6. The digital key fusion positioning system according to claim 3, characterized in that, The second positioning module further includes a near-field communication module, which is deployed in the driver's side area close to the driver's cabin of the vehicle; The near-field communication module is used to authenticate the digital key when the digital key touches the second positioning module, and to perform corresponding actions after the authentication is successful.

7. The digital key fusion positioning system according to claim 1, characterized in that, The digital key includes: a gravity sensor, a power management unit, a first encryption chip, a near-field communication chip, a third ultra-wideband module, and a third Bluetooth module; The digital key establishes communication with the first positioning module and the second positioning module via the third ultra-wideband module and the third Bluetooth module, respectively; The gravity sensor is used to monitor the movement state of the digital key, and when the static time of the digital key exceeds a preset time threshold, it sends a low-power control command to the power management unit.
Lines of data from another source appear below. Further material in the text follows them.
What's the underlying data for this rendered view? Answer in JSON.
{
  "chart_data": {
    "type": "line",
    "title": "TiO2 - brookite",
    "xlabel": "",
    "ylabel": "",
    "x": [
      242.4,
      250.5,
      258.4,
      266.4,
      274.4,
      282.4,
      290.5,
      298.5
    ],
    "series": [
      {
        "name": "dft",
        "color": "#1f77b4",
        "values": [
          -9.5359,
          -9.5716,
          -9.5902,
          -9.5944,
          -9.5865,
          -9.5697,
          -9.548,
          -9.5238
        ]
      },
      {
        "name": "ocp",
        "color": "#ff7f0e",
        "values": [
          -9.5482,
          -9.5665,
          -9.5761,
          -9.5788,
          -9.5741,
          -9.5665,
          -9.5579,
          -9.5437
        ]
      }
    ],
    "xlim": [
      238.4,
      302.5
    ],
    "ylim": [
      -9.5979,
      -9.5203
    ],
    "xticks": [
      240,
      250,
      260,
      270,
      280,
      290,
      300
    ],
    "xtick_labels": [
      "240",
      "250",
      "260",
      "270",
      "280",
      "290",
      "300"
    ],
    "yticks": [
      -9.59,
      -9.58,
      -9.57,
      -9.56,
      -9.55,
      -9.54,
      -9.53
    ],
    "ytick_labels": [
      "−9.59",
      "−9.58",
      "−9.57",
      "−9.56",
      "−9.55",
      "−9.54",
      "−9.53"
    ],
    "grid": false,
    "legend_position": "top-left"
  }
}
Under the action of the low-power control command, the power management unit controls the digital key to enter a sleep state. The near-field communication chip is used to communicate with the second positioning module in the near field, and the first encryption chip is used to authenticate the vehicle.
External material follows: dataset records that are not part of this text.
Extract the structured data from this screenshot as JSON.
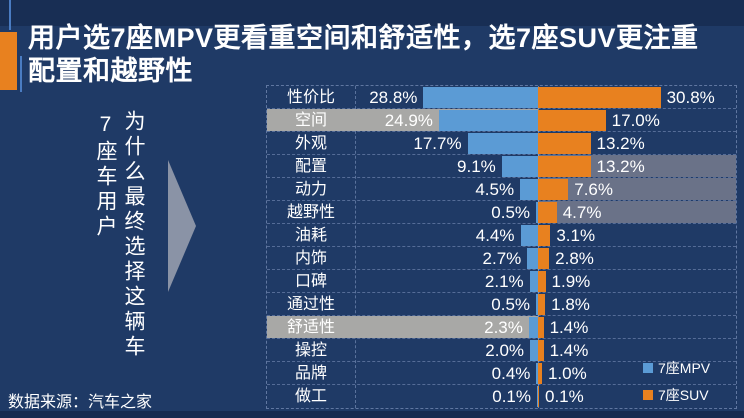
{
  "title": {
    "line1": "用户选7座MPV更看重空间和舒适性，选7座SUV更注重",
    "line2": "配置和越野性"
  },
  "left_panel": {
    "vertical_label_1": "7座车用户",
    "vertical_label_2": "为什么最终选择这辆车"
  },
  "source": "数据来源：汽车之家",
  "legend": [
    {
      "label": "7座MPV",
      "color": "#5B9BD5"
    },
    {
      "label": "7座SUV",
      "color": "#E8811F"
    }
  ],
  "colors": {
    "background": "#1F3A66",
    "mpv_bar": "#5B9BD5",
    "suv_bar": "#E8811F",
    "left_highlight": "#A8A8A6",
    "right_highlight": "#6A7288",
    "title_accent": "#E8811F"
  },
  "chart_data": {
    "type": "bar",
    "orientation": "diverging-horizontal",
    "unit": "%",
    "categories": [
      "性价比",
      "空间",
      "外观",
      "配置",
      "动力",
      "越野性",
      "油耗",
      "内饰",
      "口碑",
      "通过性",
      "舒适性",
      "操控",
      "品牌",
      "做工"
    ],
    "series": [
      {
        "name": "7座MPV",
        "side": "left",
        "values": [
          28.8,
          24.9,
          17.7,
          9.1,
          4.5,
          0.5,
          4.4,
          2.7,
          2.1,
          0.5,
          2.3,
          2.0,
          0.4,
          0.1
        ]
      },
      {
        "name": "7座SUV",
        "side": "right",
        "values": [
          30.8,
          17.0,
          13.2,
          13.2,
          7.6,
          4.7,
          3.1,
          2.8,
          1.9,
          1.8,
          1.4,
          1.4,
          1.0,
          0.1
        ]
      }
    ],
    "value_labels": {
      "mpv": [
        "28.8%",
        "24.9%",
        "17.7%",
        "9.1%",
        "4.5%",
        "0.5%",
        "4.4%",
        "2.7%",
        "2.1%",
        "0.5%",
        "2.3%",
        "2.0%",
        "0.4%",
        "0.1%"
      ],
      "suv": [
        "30.8%",
        "17.0%",
        "13.2%",
        "13.2%",
        "7.6%",
        "4.7%",
        "3.1%",
        "2.8%",
        "1.9%",
        "1.8%",
        "1.4%",
        "1.4%",
        "1.0%",
        "0.1%"
      ]
    },
    "row_highlights": [
      "none",
      "left",
      "none",
      "right",
      "right",
      "right",
      "none",
      "none",
      "none",
      "none",
      "left",
      "none",
      "none",
      "none"
    ],
    "legend_position": "bottom-right",
    "grid": "dashed",
    "axis_max_percent": 45
  }
}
8. The digital key fusion positioning system according to claim 1, characterized in that, The vehicle also includes a second encryption chip, through which the microcontroller authenticates the digital key.

9. The digital key fusion positioning system according to claim 1, characterized in that, The vehicle also includes a vehicle connector and a power management chip, both of which are communicatively connected to the microcontroller.

10. A digital key fusion positioning method, characterized in that, The method, applied to a microcontroller in the digital key fusion positioning system according to any one of claims 1-9, comprises: The system establishes communication with the digital key via the first positioning module and the second positioning module, and obtains the first ultra-wideband ranging value of the digital key via the first ultra-wideband module, the first Bluetooth ranging value of the digital key via the Bluetooth antenna in the first Bluetooth module, the second ultra-wideband ranging value of the digital key via the second ultra-wideband module, and the second Bluetooth ranging value of the digital key via the second Bluetooth module. The location coordinates of the digital key are determined based on the first ultra-wideband ranging value, the second ultra-wideband ranging value, the first Bluetooth ranging value, and the second Bluetooth ranging value. Based on the location coordinates of the digital key, determine whether the digital key is within the operating area; if so, control the vehicle to perform the corresponding action.